TGANs with Machine Learning Models in Automobile Insurance Fraud Detection and Comparative Study with Other Data Imbalance Techniques
Rohan Yashraj Gupta1, Satya Sai Mudigonda2, Pallav Kumar Baruah3

1Rohan Yashraj Gupta*, Department of Mathematics and Computer Science, Sri Sathya Sai Institute of Higher Learning, Puttaparthi, India.
2Satya Sai Mudigonda, Department of Mathematics and Computer Science, Sri Sathya Sai Institute of Higher Learning, Puttaparthi, India.
3Pallav Kumar Baruah, Department of Mathematics and Computer Science, Sri Sathya Sai Institute of Higher Learning, Puttaparthi, India.

Manuscript received on September 20, 2020. | Revised Manuscript received on January 24, 2021. | Manuscript published on January 30, 2021. | PP: 236-244 | Volume-9 Issue-5, January 2021. | Retrieval Number: 100.1/ijrte.E5277019521 | DOI: 10.35940/ijrte.E5277.019521
Open Access | Ethics and Policies | Cite | Mendeley
© The Authors. Blue Eyes Intelligence Engineering and Sciences Publication (BEIESP). This is an open access article under the CC BY-NC-ND license (http://creativecommons.org/licenses/by-nc-nd/4.0/)

Abstract: A data-driven Fraud detection model for insurance business can be seen as a two-phase method. Phase I is data-preprocessing of a given dataset, in which, handling class imbalance is a major challenge. Phase II is that of classification using Machine Learning models. It is important to comprehend if there is any influence of the technique used in Phase I on the efficiency of the model used for Phase II. A natural query that intrigues one is whether there is a golden combination of a technique in Phase I and a specific model in Phase II for assured best performance of a Fraud Detection Model.In this work, we study a few techniques for handling data imbalance issue namely, SMOTE, MWMOTE, ADASYN and TGAN in combination with various classifier models like Random Forest (RF), Decision Trees (DT), Support Vector Machines (SVM), LightGBM, XGBoost and Gradient Boosting Machines (GBM).
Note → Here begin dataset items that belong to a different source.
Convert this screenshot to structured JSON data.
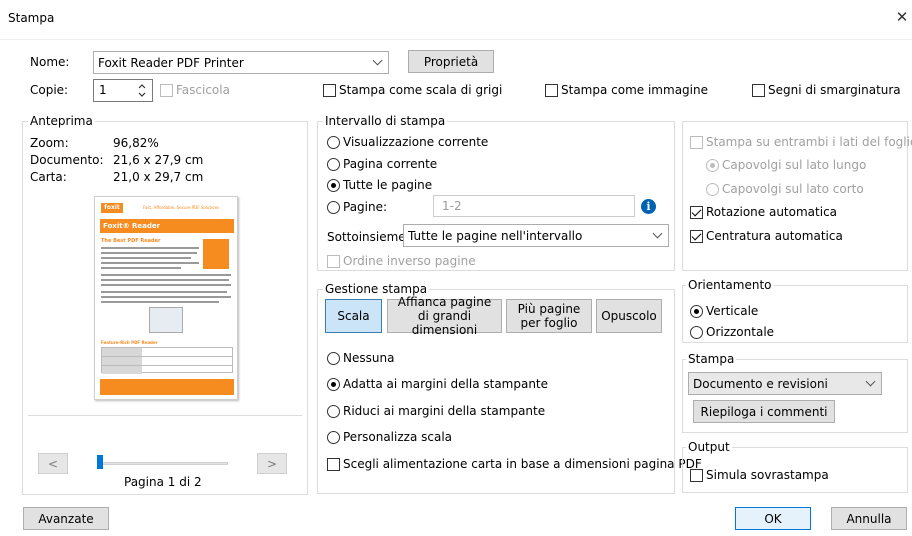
{
  "dialog": {
    "title": "Stampa",
    "close_glyph": "✕"
  },
  "printer": {
    "name_label": "Nome:",
    "name_value": "Foxit Reader PDF Printer",
    "properties_button": "Proprietà",
    "copies_label": "Copie:",
    "copies_value": "1",
    "collate_label": "Fascicola",
    "grayscale_label": "Stampa come scala di grigi",
    "as_image_label": "Stampa come immagine",
    "bleed_marks_label": "Segni di smarginatura"
  },
  "preview": {
    "group_label": "Anteprima",
    "zoom_label": "Zoom:",
    "zoom_value": "96,82%",
    "document_label": "Documento:",
    "document_value": "21,6 x 27,9 cm",
    "paper_label": "Carta:",
    "paper_value": "21,0 x 29,7 cm",
    "page_header_logo": "foxit",
    "page_header_tagline": "Fast, Affordable, Secure PDF Solutions",
    "page_title": "Foxit® Reader",
    "page_subtitle": "The Best PDF Reader",
    "page_table_title": "Feature-Rich PDF Reader",
    "prev_button": "<",
    "next_button": ">",
    "page_indicator": "Pagina 1 di 2",
    "slider_position": 0
  },
  "range": {
    "group_label": "Intervallo di stampa",
    "current_view": "Visualizzazione corrente",
    "current_page": "Pagina corrente",
    "all_pages": "Tutte le pagine",
    "pages": "Pagine:",
    "pages_placeholder": "1-2",
    "subset_label": "Sottoinsieme:",
    "subset_value": "Tutte le pagine nell'intervallo",
    "reverse_label": "Ordine inverso pagine"
  },
  "handling": {
    "group_label": "Gestione stampa",
    "tab_scale": "Scala",
    "tab_tile_line1": "Affianca pagine",
    "tab_tile_line2": "di grandi dimensioni",
    "tab_multi_line1": "Più pagine",
    "tab_multi_line2": "per foglio",
    "tab_booklet": "Opuscolo",
    "none": "Nessuna",
    "fit": "Adatta ai margini della stampante",
    "shrink": "Riduci ai margini della stampante",
    "custom": "Personalizza scala",
    "paper_source": "Scegli alimentazione carta in base a dimensioni pagina PDF"
  },
  "duplex": {
    "both_sides": "Stampa su entrambi i lati del foglio",
    "long_edge": "Capovolgi sul lato lungo",
    "short_edge": "Capovolgi sul lato corto",
    "auto_rotate": "Rotazione automatica",
    "auto_center": "Centratura automatica"
  },
  "orientation": {
    "group_label": "Orientamento",
    "portrait": "Verticale",
    "landscape": "Orizzontale"
  },
  "print_what": {
    "group_label": "Stampa",
    "value": "Documento e revisioni",
    "summarize_button": "Riepiloga i commenti"
  },
  "output": {
    "group_label": "Output",
    "simulate_overprint": "Simula sovrastampa"
  },
  "footer": {
    "advanced_button": "Avanzate",
    "ok_button": "OK",
    "cancel_button": "Annulla"
  },
  "colors": {
    "accent": "#0078d7",
    "selected_tab": "#cce4f7",
    "foxit_orange": "#f68b1f",
    "info_blue": "#0063b1"
  }
}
The study is conducted on a dataset for motor vehicle insurance fraud detection.We present a comparison of various combinations of data imbalance technique and classifier models. It is observed that the combination of TGAN in Phase I and GBM in Phase II gives the best performance. This combination performs best in terms of important metrics such as false positive rate, precision and specificity. We obtained the lowest false positive rate of 0.0011 and precision of 0.9988 which minimizes the most critical risk for the insurance company of falsely classifying a non-fraud claim as a fraud. Finally, the specificity of 0.9989 indicates that the model was also very good at predicting the non-fraudulent claim. 
Keywords: Fraud Detection, Data Imbalance Techniques, Insurance Fraud, Machine Learning, Synthetic Data Generation, Class Imbalance.